Clearly, this increase in code bloat to express the same simple idea contradicts the promises of making smart contracts easy to write on Aiken.

Aiken's encoding of its data is different from Lambda Buffers encoding

All onchain scripts must be compiled to UPLC which must in some method represent the higher level language constructs like data types in the original language. Often, data types in a higher level language are translated to UPLC's builtin Data type which supports types like lists, constructors, integers, bytestrings, and maps. Note that data which will exist as a datum or redeemer must admit a representation with this Data type.

Lambda Buffers chooses a particularly efficient encoding of its data types to Data mapping to its target languages that map to UPLC. For example, a record like

record MyRecord = { a : Integer, b : Integer }

would be translated to

[a, b]

i.e., records are lists of all record components¹.

If Lambda Buffers compiled MyRecord to a record in Aiken as follows.

#![allow(unused)]
fn main() {
type MyRecord {
    a : Int,
    b : Int
}
}

Then, one can observe that Aiken will internally represent this as the following Data type

Constr 0 [a, b]

where we note that Aiken includes a useless Constr 0 tag meaning Aiken's encoding is less efficient than Lambda Buffers' encoding.

In general, Aiken's documentation for the encoding from Aiken's types to UPLC Data is unclear, but one can inspect the generated UPLC to verify that Aiken would encode the data as mentioned above.

For example, given the following Aiken module

#![allow(unused)]
fn main() {
pub type MyRecord { a: Int, b: Int }

validator {
    pub fn hello_world(_redeemer: Data, _scriptContext: Data) {
        let theRecord = MyRecord(69, -69)

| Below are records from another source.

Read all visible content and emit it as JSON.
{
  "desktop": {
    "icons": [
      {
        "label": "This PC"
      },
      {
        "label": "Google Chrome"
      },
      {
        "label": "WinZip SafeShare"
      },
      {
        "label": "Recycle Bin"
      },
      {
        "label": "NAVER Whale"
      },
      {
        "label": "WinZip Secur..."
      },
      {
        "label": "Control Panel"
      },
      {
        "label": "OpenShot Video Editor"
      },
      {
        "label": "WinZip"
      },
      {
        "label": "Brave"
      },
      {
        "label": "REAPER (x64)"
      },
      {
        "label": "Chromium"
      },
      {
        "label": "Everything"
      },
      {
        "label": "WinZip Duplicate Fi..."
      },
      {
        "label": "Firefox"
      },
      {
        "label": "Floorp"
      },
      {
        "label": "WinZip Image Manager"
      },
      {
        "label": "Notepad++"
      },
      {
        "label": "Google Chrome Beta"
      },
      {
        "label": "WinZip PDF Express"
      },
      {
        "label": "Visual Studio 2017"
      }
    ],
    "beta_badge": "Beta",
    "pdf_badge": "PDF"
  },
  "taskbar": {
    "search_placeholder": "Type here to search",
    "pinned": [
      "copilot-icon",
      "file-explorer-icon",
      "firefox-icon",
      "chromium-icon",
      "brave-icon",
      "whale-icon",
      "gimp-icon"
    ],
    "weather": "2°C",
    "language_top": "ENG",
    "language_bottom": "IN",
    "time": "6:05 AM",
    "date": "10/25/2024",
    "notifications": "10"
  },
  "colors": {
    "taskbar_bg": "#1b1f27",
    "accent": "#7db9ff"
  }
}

        theRecord.a == 420 && theRecord.b == -420
    }
}
}

One can compile and inspect the UPLC as follows

$ aiken build --uplc
...
$ cat artifacts/myvalidator.hello_world.uplc
artifacts/myvalidator.hello_world.uplc
(program
  1.0.0
  [
    (lam
      i_0
      [
        (lam
          i_1
          [
            (lam
              i_2
              [
                (lam
                  i_3
                  (lam
                    i_4
                    (lam
                      i_5
                      (force
                        [
                          [
                            [
                              i_3
                              (force
                                [
                                  [
                                    [
                                      i_3
                                      [
                                        [
                                          (builtin equalsInteger)
                                          [
                                            (builtin unIData)
                                            [
                                              i_1
                                              [
                                                i_2
                                                [
                                                  (builtin unConstrData)
                                                  (con
                                                    data (Constr 0 [I 69, I -69])
                                                  )
                                                ]
                                              ]
                                            ]
                                          ]
                                        ]
                                        (con integer 420)
                                      ]
                                    ]
                                    (delay
                                      [
                                        [
                                          (builtin equalsInteger)
                                          [
                                            (builtin unIData)
                                            [
                                              i_1
                                              [
                                                i_0
                                                [
                                                  i_2
                                                  [
                                                    (builtin unConstrData)
                                                    (con
                                                      data (Constr 0 [I 69, I -69])
                                                    )
                                                  ]
                                                ]
                                              ]
                                            ]
                                          ]
                                        ]
                                        (con integer -420)
                                      ]
                                    )
                                  ]
                                  (delay (con bool False))
                                ]
                              )
                            ]
                            (delay (con unit ()))
                          ]
                          (delay [ (error ) (force (error )) ])
                        ]
                      )
                    )
                  )
                )
                (force (builtin ifThenElse))
              ]
            )
            (force (force (builtin sndPair)))
          ]
        )
        (force (builtin headList))
      ]
    )
    (force (builtin tailList))
  ]
)

In particular, the following lines are evidence to support that the record is encoded inefficiently as Constr 0 [<integer>, <integer>].

      [
        (builtin unConstrData)
        (con
          data (Constr 0 [I 69, I -69])
        )
      ]

This is awkward for Lambda Buffers since when Aiken works with the MyRecord type, it is represented with the Constr tag meaning that Lambda Buffers' efficient encoding would be translated to Aiken's inefficient encoding. Ideally, one would want to change how Aiken encodes its data types internally so that Aiken can use Lambda Buffers' efficient encoding everywhere. Thus, we lose all benefits of Lambda Buffers' efficient encoding when working with Aiken's mechanisms to define types because Lambda Buffers is forced to take an extra step to translate to Aiken's inefficient encoding. As such, Aiken's opinionated way of encoding its data is at odds with Lambda Buffers.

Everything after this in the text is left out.